Wei Dai 29 Jun 2015 11:14 UTC
3 points
This 2007 talk by Yann LeCun, Who is Afraid of Non-Convex Loss Functions? seems very relevant to your question. I’m far from an ML expert, but here’s my understanding from that talk and various other sources. Basically there is no theoretical reason to think that deep neural nets can be trained for any interesting AI task, because they are not convex so there’s no guarantee that when you try to optimize the weights you won’t get stuck in local minima or flat spots. People tried to use DNNs anyway and suffered from those problems in practice as well, so the field almost gave it up entirely and limited itself to convex methods (such as SVM and logistic regression) which don’t have these optimization problems but do have other limitations.

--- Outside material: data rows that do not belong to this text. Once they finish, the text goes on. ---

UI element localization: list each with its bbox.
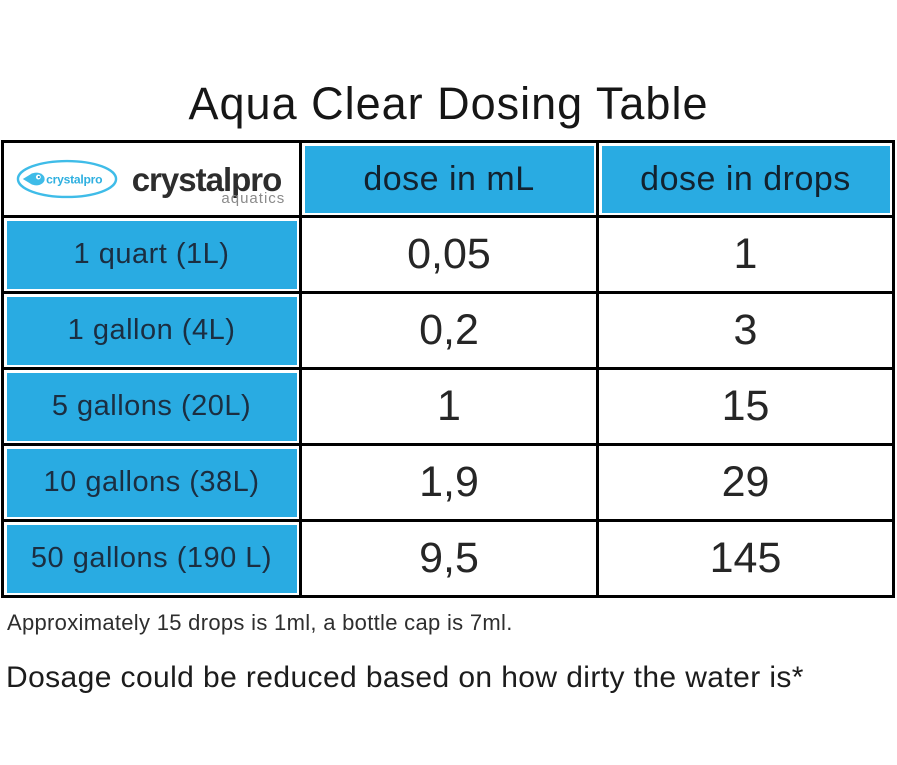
svg-text:crystalpro: crystalpro xyxy=(46,172,102,186)
table-row: 10 gallons (38L) 1,9 29 xyxy=(1,443,895,522)
dosing-table: crystalpro crystalpro aquatics dose in m… xyxy=(1,140,895,598)
brand-cell: crystalpro crystalpro aquatics xyxy=(1,140,302,218)
dose-ml-value: 0,05 xyxy=(299,215,599,294)
dose-drops-value: 1 xyxy=(596,215,895,294)
table-row: 5 gallons (20L) 1 15 xyxy=(1,367,895,446)
page-title: Aqua Clear Dosing Table xyxy=(188,78,709,129)
brand-logo: crystalpro crystalpro aquatics xyxy=(6,157,298,207)
dose-drops-value: 145 xyxy=(596,519,895,598)
brand-wordmark: crystalpro aquatics xyxy=(131,160,288,207)
row-label-5-gallons: 5 gallons (20L) xyxy=(1,367,302,446)
dosage-disclaimer: Dosage could be reduced based on how dir… xyxy=(6,661,804,694)
row-label-1-gallon: 1 gallon (4L) xyxy=(1,291,302,370)
header-row: crystalpro crystalpro aquatics dose in m… xyxy=(1,140,895,218)
dose-ml-value: 0,2 xyxy=(299,291,599,370)
crystalpro-oval-logo-icon: crystalpro xyxy=(16,159,117,199)
dose-drops-value: 15 xyxy=(596,367,895,446)
dose-drops-value: 29 xyxy=(596,443,895,522)
dose-ml-value: 9,5 xyxy=(299,519,599,598)
drops-conversion-note: Approximately 15 drops is 1ml, a bottle … xyxy=(7,610,513,635)
table-row: 1 gallon (4L) 0,2 3 xyxy=(1,291,895,370)
dose-drops-value: 3 xyxy=(596,291,895,370)
dose-ml-value: 1,9 xyxy=(299,443,599,522)
dose-ml-value: 1 xyxy=(299,367,599,446)
brand-wordmark-text: crystalpro xyxy=(131,160,283,198)
row-label-10-gallons: 10 gallons (38L) xyxy=(1,443,302,522)
row-label-1-quart: 1 quart (1L) xyxy=(1,215,302,294)
table-row: 50 gallons (190 L) 9,5 145 xyxy=(1,519,895,598)
row-label-50-gallons: 50 gallons (190 L) xyxy=(1,519,302,598)
column-header-dose-drops: dose in drops xyxy=(596,140,895,218)
column-header-dose-ml: dose in mL xyxy=(299,140,599,218)
table-row: 1 quart (1L) 0,05 1 xyxy=(1,215,895,294)
brand-wordmark-subtext: aquatics xyxy=(221,189,286,207)
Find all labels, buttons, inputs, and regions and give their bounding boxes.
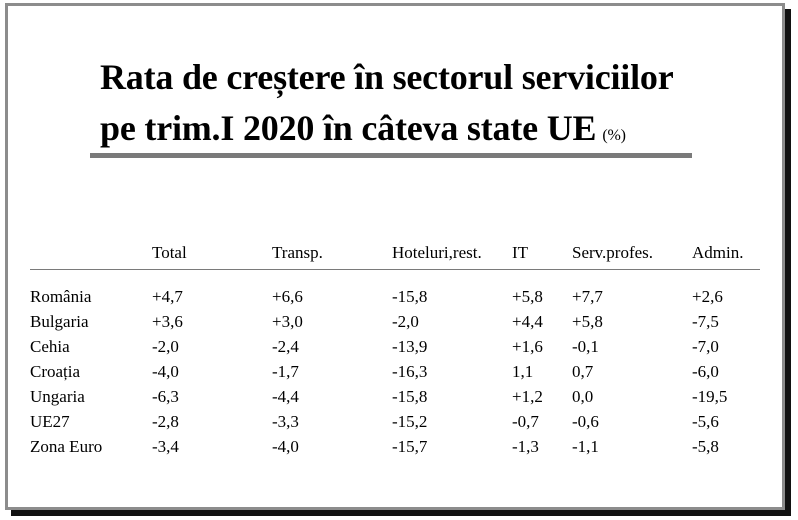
value-cell: -0,1: [572, 336, 599, 356]
page-title: Rata de creștere în sectorul serviciilor…: [100, 52, 674, 161]
value-cell: +1,6: [512, 336, 543, 356]
value-cell: +6,6: [272, 286, 303, 306]
value-cell: -4,4: [272, 386, 299, 406]
unit-label: (%): [602, 127, 626, 144]
country-cell: Zona Euro: [30, 436, 103, 456]
value-cell: -0,7: [512, 411, 539, 431]
table-row: UE27 -2,8 -3,3 -15,2 -0,7 -0,6 -5,6: [30, 409, 760, 434]
value-cell: +5,8: [572, 311, 603, 331]
value-cell: +4,7: [152, 286, 183, 306]
value-cell: -6,3: [152, 386, 179, 406]
column-header: [30, 237, 152, 270]
value-cell: -1,7: [272, 361, 299, 381]
table-row: Ungaria -6,3 -4,4 -15,8 +1,2 0,0 -19,5: [30, 384, 760, 409]
value-cell: 1,1: [512, 361, 534, 381]
value-cell: +1,2: [512, 386, 543, 406]
value-cell: -15,8: [392, 286, 428, 306]
column-header: Transp.: [272, 237, 392, 270]
value-cell: -5,6: [692, 411, 719, 431]
table-row: Bulgaria +3,6 +3,0 -2,0 +4,4 +5,8 -7,5: [30, 309, 760, 334]
country-cell: Bulgaria: [30, 311, 89, 331]
value-cell: -3,3: [272, 411, 299, 431]
value-cell: -2,4: [272, 336, 299, 356]
value-cell: -5,8: [692, 436, 719, 456]
value-cell: -13,9: [392, 336, 428, 356]
country-cell: Ungaria: [30, 386, 85, 406]
title-line-1: Rata de creștere în sectorul serviciilor: [100, 57, 674, 97]
table-row: Zona Euro -3,4 -4,0 -15,7 -1,3 -1,1 -5,8: [30, 434, 760, 459]
value-cell: -7,5: [692, 311, 719, 331]
column-header: IT: [512, 237, 572, 270]
value-cell: -4,0: [272, 436, 299, 456]
country-cell: UE27: [30, 411, 70, 431]
value-cell: -2,0: [152, 336, 179, 356]
column-header: Serv.profes.: [572, 237, 692, 270]
value-cell: -7,0: [692, 336, 719, 356]
table-header-row: Total Transp. Hoteluri,rest. IT Serv.pro…: [30, 237, 760, 270]
title-underline: [90, 153, 692, 158]
column-header: Hoteluri,rest.: [392, 237, 512, 270]
value-cell: -6,0: [692, 361, 719, 381]
country-cell: Croația: [30, 361, 81, 381]
value-cell: +4,4: [512, 311, 543, 331]
value-cell: -0,6: [572, 411, 599, 431]
value-cell: -15,2: [392, 411, 428, 431]
growth-table: Total Transp. Hoteluri,rest. IT Serv.pro…: [30, 237, 760, 459]
table-row: România +4,7 +6,6 -15,8 +5,8 +7,7 +2,6: [30, 284, 760, 309]
country-cell: Cehia: [30, 336, 70, 356]
value-cell: +7,7: [572, 286, 603, 306]
value-cell: -15,7: [392, 436, 428, 456]
value-cell: +5,8: [512, 286, 543, 306]
spacer-row: [30, 270, 760, 285]
value-cell: -16,3: [392, 361, 428, 381]
value-cell: -2,8: [152, 411, 179, 431]
title-line-2: pe trim.I 2020 în câteva state UE (%): [100, 103, 673, 161]
value-cell: 0,7: [572, 361, 594, 381]
value-cell: +3,0: [272, 311, 303, 331]
value-cell: -2,0: [392, 311, 419, 331]
value-cell: -4,0: [152, 361, 179, 381]
value-cell: -1,3: [512, 436, 539, 456]
table-body: România +4,7 +6,6 -15,8 +5,8 +7,7 +2,6 Bulgaria…: [30, 270, 760, 460]
title-line-2-text: pe trim.I 2020 în câteva state UE: [100, 108, 597, 148]
table-row: Croația -4,0 -1,7 -16,3 1,1 0,7 -6,0: [30, 359, 760, 384]
value-cell: -19,5: [692, 386, 728, 406]
value-cell: 0,0: [572, 386, 594, 406]
country-cell: România: [30, 286, 92, 306]
column-header: Admin.: [692, 237, 760, 270]
spacer-cell: [30, 270, 760, 285]
value-cell: -15,8: [392, 386, 428, 406]
value-cell: -3,4: [152, 436, 179, 456]
table-row: Cehia -2,0 -2,4 -13,9 +1,6 -0,1 -7,0: [30, 334, 760, 359]
column-header: Total: [152, 237, 272, 270]
value-cell: -1,1: [572, 436, 599, 456]
value-cell: +3,6: [152, 311, 183, 331]
value-cell: +2,6: [692, 286, 723, 306]
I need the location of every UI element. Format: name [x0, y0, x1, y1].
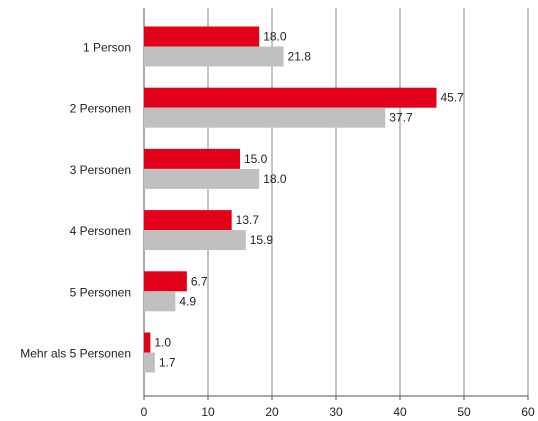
bar-series-2 [144, 46, 284, 67]
category-label: 3 Personen [70, 163, 131, 177]
category-label: 4 Personen [70, 224, 131, 238]
bar-series-2 [144, 352, 155, 373]
value-label: 13.7 [236, 213, 260, 227]
bar-series-2 [144, 291, 176, 312]
value-label: 18.0 [263, 30, 287, 44]
value-label: 18.0 [263, 172, 287, 186]
x-tick-label: 30 [329, 405, 343, 419]
bar-series-1 [144, 26, 260, 47]
value-label: 15.0 [244, 152, 268, 166]
bar-series-1 [144, 210, 232, 231]
x-tick-label: 10 [201, 405, 215, 419]
gridlines [143, 8, 529, 397]
bar-series-1 [144, 87, 437, 108]
x-tick-label: 60 [521, 405, 535, 419]
category-labels: 1 Person 2 Personen 3 Personen 4 Personen 5 … [20, 41, 131, 361]
bar-series-1 [144, 271, 187, 292]
x-tick-label: 50 [457, 405, 471, 419]
bar-series-1 [144, 332, 151, 353]
bar-series-1 [144, 148, 240, 169]
bar-series-2 [144, 168, 260, 189]
value-label: 15.9 [250, 233, 274, 247]
value-label: 1.7 [159, 356, 176, 370]
bar-series-2 [144, 107, 386, 128]
category-label: 1 Person [83, 41, 131, 55]
x-tick-label: 20 [265, 405, 279, 419]
value-label: 6.7 [191, 274, 208, 288]
value-labels: 18.021.845.737.715.018.013.715.96.74.91.… [154, 30, 464, 370]
category-label: 5 Personen [70, 285, 131, 299]
x-axis-ticks: 0 10 20 30 40 50 60 [141, 396, 535, 419]
bars [144, 26, 437, 373]
value-label: 37.7 [389, 111, 413, 125]
category-label: Mehr als 5 Personen [20, 347, 131, 361]
x-tick-label: 40 [393, 405, 407, 419]
x-tick-label: 0 [141, 405, 148, 419]
value-label: 21.8 [288, 50, 312, 64]
value-label: 4.9 [179, 294, 196, 308]
category-label: 2 Personen [70, 102, 131, 116]
value-label: 45.7 [440, 91, 464, 105]
bar-series-2 [144, 230, 246, 251]
value-label: 1.0 [154, 336, 171, 350]
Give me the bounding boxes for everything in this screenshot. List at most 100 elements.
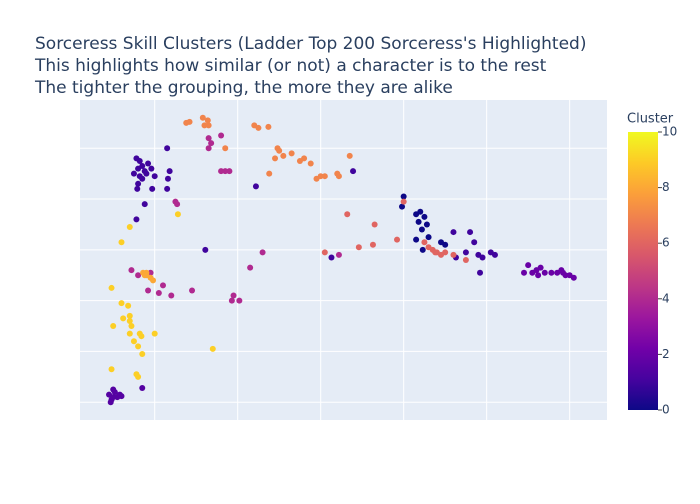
point bbox=[421, 239, 428, 246]
point bbox=[301, 155, 308, 162]
point bbox=[110, 394, 117, 401]
plot-area bbox=[80, 100, 607, 420]
point bbox=[118, 239, 125, 246]
point bbox=[421, 213, 428, 220]
point bbox=[560, 269, 567, 276]
point bbox=[155, 290, 162, 297]
point bbox=[135, 343, 142, 350]
point bbox=[265, 123, 272, 130]
point bbox=[346, 152, 353, 159]
point bbox=[230, 292, 237, 299]
point bbox=[418, 226, 425, 233]
point bbox=[419, 246, 426, 253]
point bbox=[335, 251, 342, 258]
point bbox=[462, 249, 469, 256]
point bbox=[151, 173, 158, 180]
point bbox=[321, 173, 328, 180]
point bbox=[479, 254, 486, 261]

It eventually turned out that if you apply various tricks, good enough local optima can be found for DNNs for certain types of AI problems. (Far from “you don’t have to be a genius to create some neural nets”, those tricks weren’t easy to find otherwise it wouldn’t have taken so long!)

Without biological neural networks as inspiration and proof of feasibility, I guess people probably still would have had the idea to put things in layers and try to reduce error, but would have given up more completely when they hit the optimization problems, and nobody would have found those tricks until much later when they exhausted other approaches and came back to deep nets.